Effect of rapid thermal annealing on thermoelectric properties of bismuth telluride films grown by co-sputtering

Thermoelectric bismuth telluride (Bi2Te3) films were prepared by co-sputtering of bismuth and tellurium targets and changes in their characteristic properties after rapid thermal annealing were investigated. Films with four different compositions were elaborated by adjusting the powers for each target. Rapid thermal treatments in range of 300–400 °C were carried out during 10 min under reductive atmosphere (flowing Ar gas with 10% H2). Electrical transport properties of the films were determined by Hall effect measurements. As increasing the annealing temperature, carrier concentrations of the films were decreased while their mobility increased. These changes were clearly observed for the films close to the stoichiometric composition. Seebeck coefficients of all samples have negative values, indicating the prepared films have n-type conduction, and their magnitude was increased after the thermal treatment.

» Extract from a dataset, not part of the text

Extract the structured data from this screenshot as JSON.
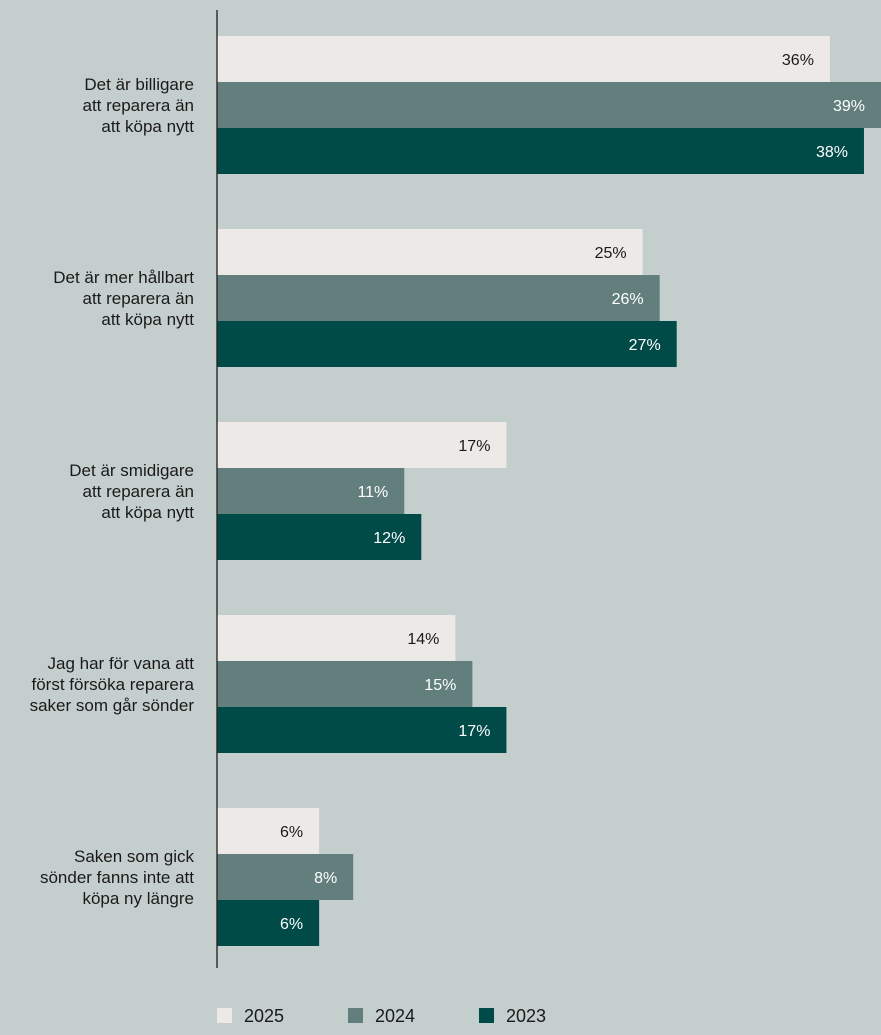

Rapid thermal annealing was found to be very effective in improving the thermoelectric properties of Bi2Te3 thin films. Recrystallization of Bi2Te3 phase has caused the enhancement of thermoelectric properties, along with the decrease of the carrier concentration. Maximum of Seebeck coefficient and corresponding power factor were obtained for the stoichiometric film annealed at 400 °C (about −128 μV/K and 9 × 10−4 W/K2 m, respectively). At further higher temperatures, mound defects were observed on surface due to the evaporation of Te elements and consequent disruption of film's structure.